There will be very little we should need to buy to build this, and even a small building should use up a decent amount of the wood we’ve got lying around. Since it is stacked wood, we can use quite a variety of wood sizes, too. Also, since we’re not going to use a pit, at some point the composting toilet or whatever else we put in there can be taken out, and the building used for… oh, I don’t know. A potting shed? Anything we need, really. It’s basically going to be a simple rectangle with a roof and a door.
All of this is still very much in the planning stages, so lots can change before we finally get down to building.
After the outhouse is built, I want to build a larger garden shed, next. For that, I would want to include at least one window (we’ve got lots of those lying about that we can salvage, too), and have the thicker walls with insulating material in the middle. Sawdust is the usual material mentioned, but we’ve got bags of insulation suitable for the job in the hayloft of the barn. Again, these will be practice buildings. How they work will help us decide if we do want to go all out and build a small house with this method.

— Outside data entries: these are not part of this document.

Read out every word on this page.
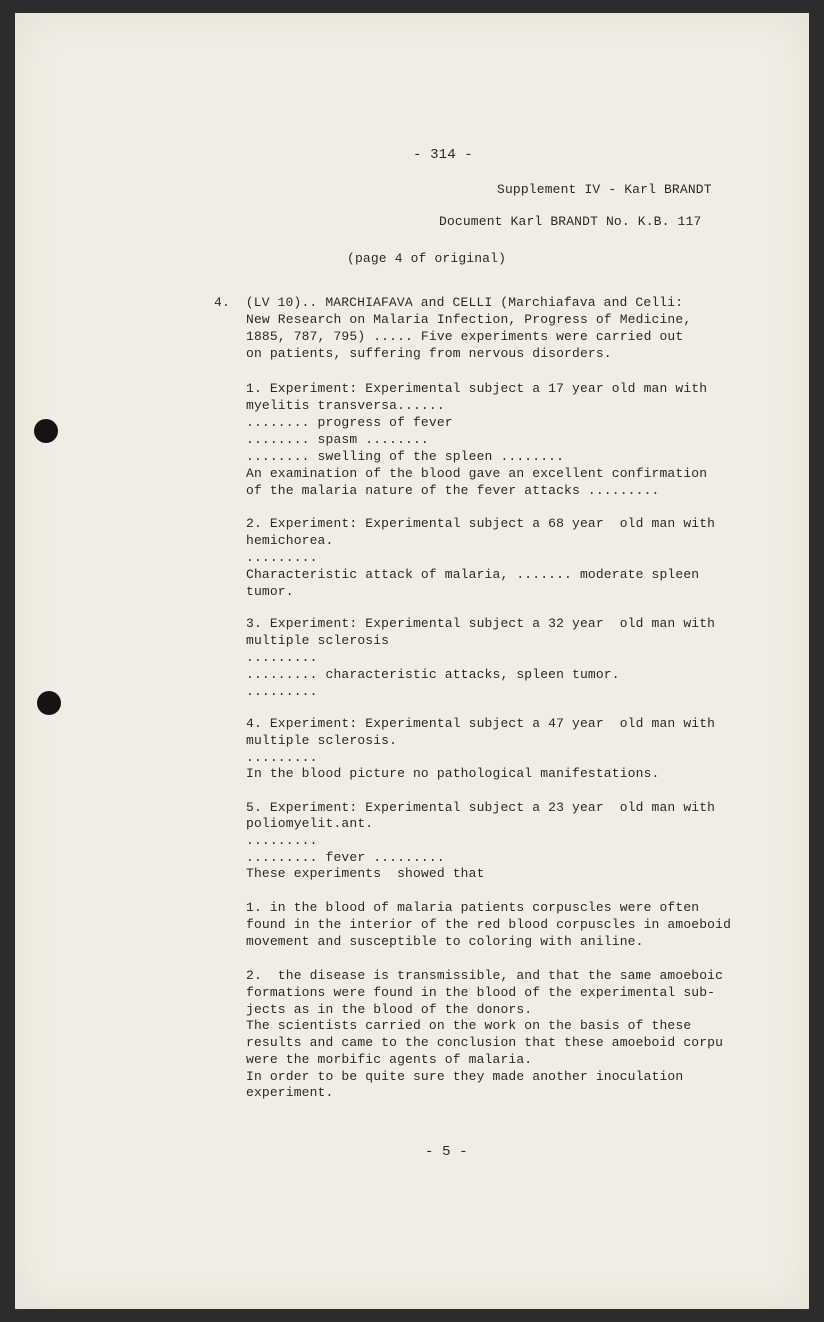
- 314 -
Supplement IV - Karl BRANDT
Document Karl BRANDT No. K.B. 117
(page 4 of original)
4.  (LV 10).. MARCHIAFAVA and CELLI (Marchiafava and Celli:
New Research on Malaria Infection, Progress of Medicine,
1885, 787, 795) ..... Five experiments were carried out
on patients, suffering from nervous disorders.
1. Experiment: Experimental subject a 17 year old man with
myelitis transversa......
........ progress of fever
........ spasm ........
........ swelling of the spleen ........
An examination of the blood gave an excellent confirmation
of the malaria nature of the fever attacks .........
2. Experiment: Experimental subject a 68 year  old man with
hemichorea.
.........
Characteristic attack of malaria, ....... moderate spleen
tumor.
3. Experiment: Experimental subject a 32 year  old man with
multiple sclerosis
.........
......... characteristic attacks, spleen tumor.
.........
4. Experiment: Experimental subject a 47 year  old man with
multiple sclerosis.
.........
In the blood picture no pathological manifestations.
5. Experiment: Experimental subject a 23 year  old man with
poliomyelit.ant.
.........
......... fever .........
These experiments  showed that
1. in the blood of malaria patients corpuscles were often
found in the interior of the red blood corpuscles in amoeboid
movement and susceptible to coloring with aniline.
2.  the disease is transmissible, and that the same amoeboic
formations were found in the blood of the experimental sub-
jects as in the blood of the donors.
The scientists carried on the work on the basis of these
results and came to the conclusion that these amoeboid corpu
were the morbific agents of malaria.
In order to be quite sure they made another inoculation
experiment.
- 5 -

Other things we’re looking to figure out what to do with are things like all the rocks we’ve got. We’ll be digging rocks out of the garden, for sure – that’s unending – but we also have rock piles all over the place, including one right next to our main power pole. Perhaps with the garden shed, we could use rocks as a base, instead of cinder blocks. Or we could use them to start building dry stacked stone walls along some fence lines? Or maybe an outdoor cooking area, complete with wind blocking walls? Who knows.
We are definitely looking at multi-year projects, here. Ideas and suggestions for future projects or techniques are, of course, very welcome!
But first, getting an outhouse built.
Because, as much as I appreciate having it when we needed it, I never want to use a honey bucket again!